Waspada Kesalahan Fatal Orang Tua Saat Beri Makan Anak, Benarkah Cukup ‘Asal Kenyang’?
Selasa, 02 Jun 2026 05:34 WIB
Kabarmalam.com — Pemandangan anak yang hanya mau menyantap menu itu-itu saja, seperti nasi telur atau nugget goreng setiap hari, mungkin sudah menjadi pemandangan yang lazim di banyak rumah tangga di Indonesia. Karena rasa khawatir si kecil tidak makan sama sekali, banyak orang tua akhirnya memilih jalan pintas: menuruti kemauan anak asalkan perut mereka terisi. Namun, tahukah Anda bahwa kebiasaan "asal anak mau makan" ini justru menjadi jebakan yang membahayakan tumbuh kembangnya?
Fenomena Picky Eater dan Jebakan Menu Monoton
Menurut dokter spesialis gizi klinik, dr. Diana Felicia Suganda, M.Kes, SpGK, kebiasaan membiarkan anak memilih menu yang sama secara terus-menerus adalah salah satu kesalahan yang paling sering dilakukan orang tua dalam pola asuh sehari-hari. Dalam sebuah diskusi kesehatan, dr. Diana mengungkapkan bahwa tanpa pengenalan variasi makanan sejak dini, anak akan terjebak dalam pola makan yang tidak seimbang.
“Orang tua seringkali menyerah dan mengikuti kemauan anak. Kalau anak minta nasi telur, ya diberikan nasi telur terus tanpa mencoba mengenalkan jenis makanan lain,” ungkapnya. Padahal, nutrisi anak yang optimal membutuhkan asupan yang beragam, bukan sekadar kalori dari satu jenis sumber protein saja.
Sabar adalah Kunci: Jangan Menyerah pada Suapan Pertama
Tidak sedikit orang tua yang terburu-buru menyimpulkan bahwa buah hatinya tidak menyukai sayuran atau daging hanya karena satu atau dua kali penolakan. Padahal, fase eksplorasi rasa dan tekstur adalah proses yang panjang dan wajar dialami oleh anak-anak. Dr. Diana menekankan bahwa mengenalkan makanan baru memerlukan ketekunan dan pengulangan yang luar biasa.

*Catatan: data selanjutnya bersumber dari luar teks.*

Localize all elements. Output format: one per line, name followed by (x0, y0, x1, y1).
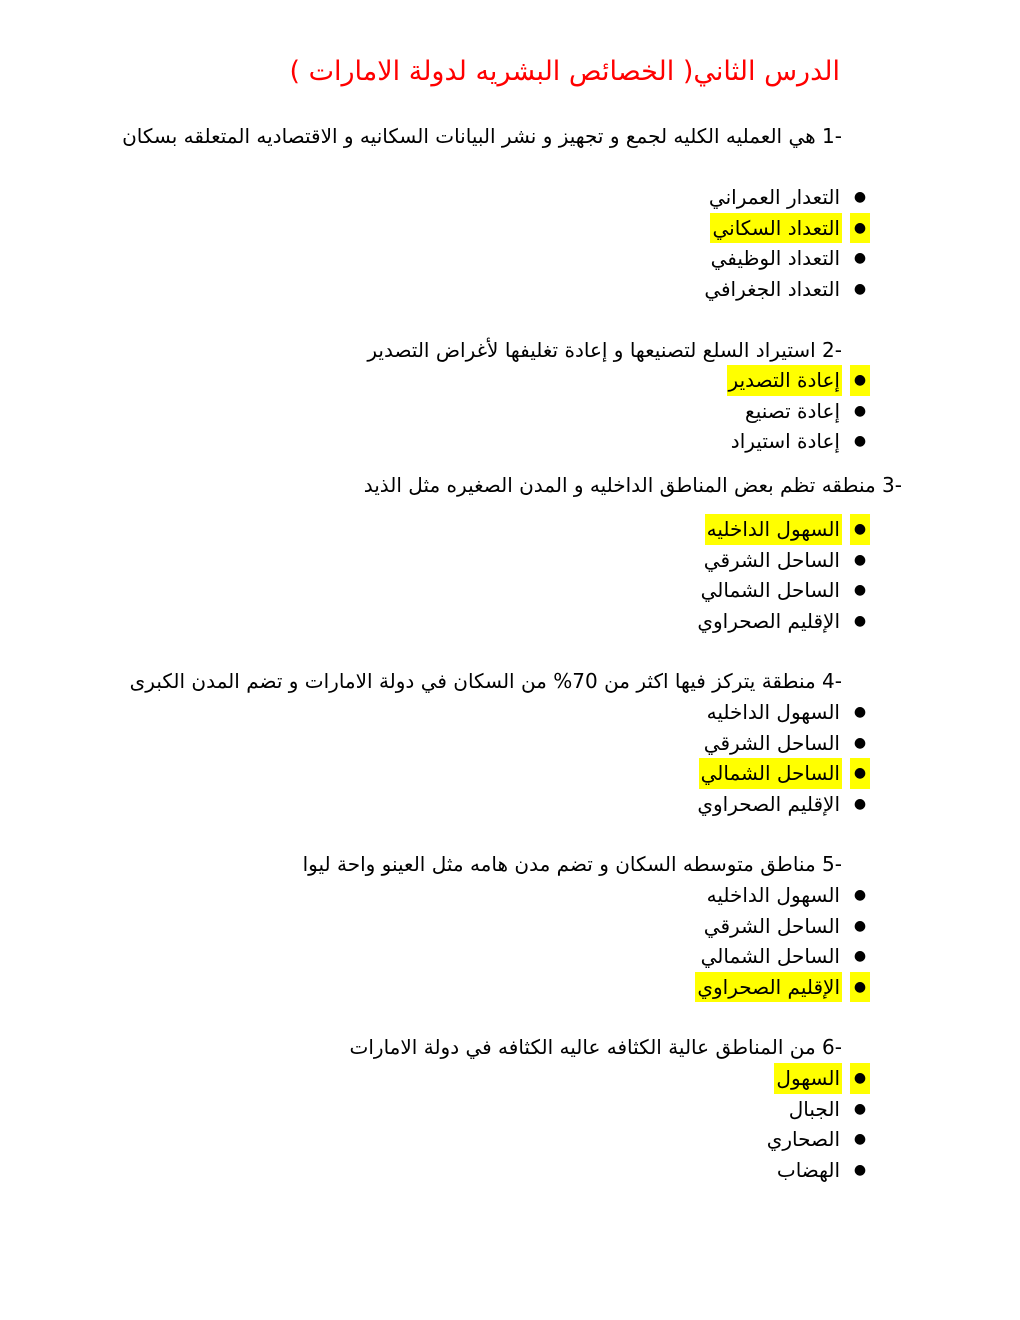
bullet-icon: ● (853, 1131, 867, 1147)
option-text: السهول الداخليه (706, 883, 840, 907)
option-text: الساحل الشرقي (703, 547, 840, 572)
question-stem: استيراد السلع لتصنيعها و إعادة تغليفها لأغراض التصدير (367, 338, 816, 362)
question-stem: من المناطق عالية الكثافه عاليه الكثافه في دولة الامارات (349, 1035, 816, 1059)
option-text: الساحل الشمالي (699, 758, 842, 789)
bullet-icon: ● (853, 551, 867, 568)
bullet-icon: ● (853, 612, 867, 629)
option-text: الإقليم الصحراوي (695, 972, 842, 1003)
bullet-icon: ● (853, 582, 867, 598)
bullet-icon: ● (853, 402, 867, 419)
question-number: 4- (822, 669, 842, 693)
question-number: 3- (882, 473, 902, 497)
bullet-icon: ● (853, 887, 867, 903)
option-text: الجبال (788, 1096, 840, 1121)
bullet-icon: ● (853, 917, 867, 934)
option-text: الساحل الشمالي (700, 578, 840, 602)
question-stem: هي العمليه الكليه لجمع و تجهيز و نشر البيانات السكانيه و الاقتصاديه المتعلقه بسكان (122, 124, 816, 148)
bullet-icon: ● (853, 189, 867, 205)
option-text: الساحل الشمالي (700, 944, 840, 968)
question-2-text (367, 335, 842, 365)
page-title: الدرس الثاني( الخصائص البشريه لدولة الامارات ) (289, 56, 840, 87)
option-text: السهول الداخليه (706, 700, 840, 724)
option-text: التعداد الجغرافي (704, 276, 840, 301)
question-number: 2- (822, 338, 842, 362)
question-1-text (42, 121, 842, 151)
bullet-icon: ● (850, 1063, 870, 1094)
bullet-icon: ● (850, 514, 870, 545)
bullet-icon: ● (853, 250, 867, 266)
question-number: 6- (822, 1035, 842, 1059)
question-number: 1- (822, 124, 842, 148)
option-text: الصحاري (766, 1127, 840, 1151)
option-text: السهول الداخليه (705, 514, 842, 545)
bullet-icon: ● (853, 948, 867, 964)
bullet-icon: ● (850, 758, 870, 789)
option-text: إعادة التصدير (727, 365, 842, 396)
option-text: الإقليم الصحراوي (697, 791, 840, 816)
bullet-icon: ● (850, 365, 870, 396)
bullet-icon: ● (853, 734, 867, 751)
bullet-icon: ● (853, 1161, 867, 1178)
question-5-text (303, 849, 842, 879)
question-stem: مناطق متوسطه السكان و تضم مدن هامه مثل العينو واحة ليوا (302, 852, 816, 876)
bullet-icon: ● (853, 433, 867, 449)
option-text: الإقليم الصحراوي (697, 608, 840, 633)
bullet-icon: ● (850, 972, 870, 1003)
option-text: السهول (774, 1063, 842, 1094)
option-text: إعادة تصنيع (745, 398, 840, 423)
question-stem: منطقه تظم بعض المناطق الداخليه و المدن الصغيره مثل الذيد (363, 473, 876, 497)
option-text: الهضاب (776, 1157, 840, 1182)
question-6-text (350, 1032, 842, 1062)
question-stem: منطقة يتركز فيها اكثر من 70% من السكان في دولة الامارات و تضم المدن الكبرى (129, 669, 816, 693)
option-text: إعادة استيراد (730, 429, 840, 453)
option-text: الساحل الشرقي (703, 730, 840, 755)
question-4-text (130, 666, 842, 696)
option-text: التعداد الوظيفي (710, 246, 840, 270)
bullet-icon: ● (853, 795, 867, 812)
option-text: التعدار العمراني (708, 185, 840, 209)
option-text: الساحل الشرقي (703, 913, 840, 938)
bullet-icon: ● (853, 704, 867, 720)
question-3-text (364, 470, 902, 500)
bullet-icon: ● (853, 280, 867, 297)
bullet-icon: ● (850, 213, 870, 244)
option-text: التعداد السكاني (710, 213, 842, 244)
bullet-icon: ● (853, 1100, 867, 1117)
question-number: 5- (822, 852, 842, 876)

Berapa kali percobaan yang ideal? Ternyata bukan satu atau dua kali. Menurut dr. Diana, seorang anak mungkin memerlukan puluhan kali paparan sebelum lidahnya terbiasa. “Percobaan ke-20 atau ke-30, percaya deh, anak kemungkinan besar akan mau menerima makanan tersebut,” tegasnya. Konsistensi ini sangat penting agar pola makan sehat dapat terbentuk secara alami dalam keseharian anak dan menghindari risiko pertumbuhan yang terhambat.
Trik Cerdas Mengenalkan Makanan Baru
Bagi Anda yang merasa kesulitan menghadapi anak yang pemilih, dr. Diana memberikan tips praktis: jangan langsung menyajikan makanan baru dalam bentuk yang utuh atau asing bagi anak. Gunakan teknik mencampur atau mengombinasikan makanan baru dengan menu yang sudah menjadi favorit mereka.
- Teknik Cincang Halus: Jika anak menolak daging sapi, cobalah mencincangnya hingga sangat halus dan mencampurkannya ke dalam masakan favoritnya agar teksturnya tersamarkan.
- Porsi Kecil: Kenalkan rasa baru dalam jumlah sedikit demi sedikit agar lidah anak tidak merasa asing secara mendadak.
- Kreativitas Penyajian: Mengubah tekstur atau cara memasak bisa membantu anak menerima makanan bergizi tanpa merasa dipaksa.
Dengan pendekatan yang lebih natural ini, proses adaptasi lidah anak akan berjalan lebih lancar dan minim konflik di meja makan.
Variasi Nutrisi untuk Masa Depan Si Kecil
Penting untuk diingat bahwa tujuan utama makan bukan hanya untuk mengenyangkan perut secara instan. Tubuh anak yang sedang dalam masa pertumbuhan emas membutuhkan kombinasi karbohidrat, protein, lemak sehat, serta vitamin dan mineral yang lengkap. Pola makan yang monoton dalam jangka panjang berisiko tinggi menyebabkan kekurangan zat gizi mikro yang berdampak pada perkembangan fisik dan kecerdasan anak.
Mari mulai lebih sabar dan kreatif dalam menyusun menu harian. Sebab, kesehatan anak di masa depan sangat ditentukan oleh keragaman nutrisi yang masuk ke piring mereka hari ini. Jangan ragu untuk terus mencoba mengenalkan ragam rasa, karena investasi terbaik bagi masa depan anak adalah gizi yang seimbang.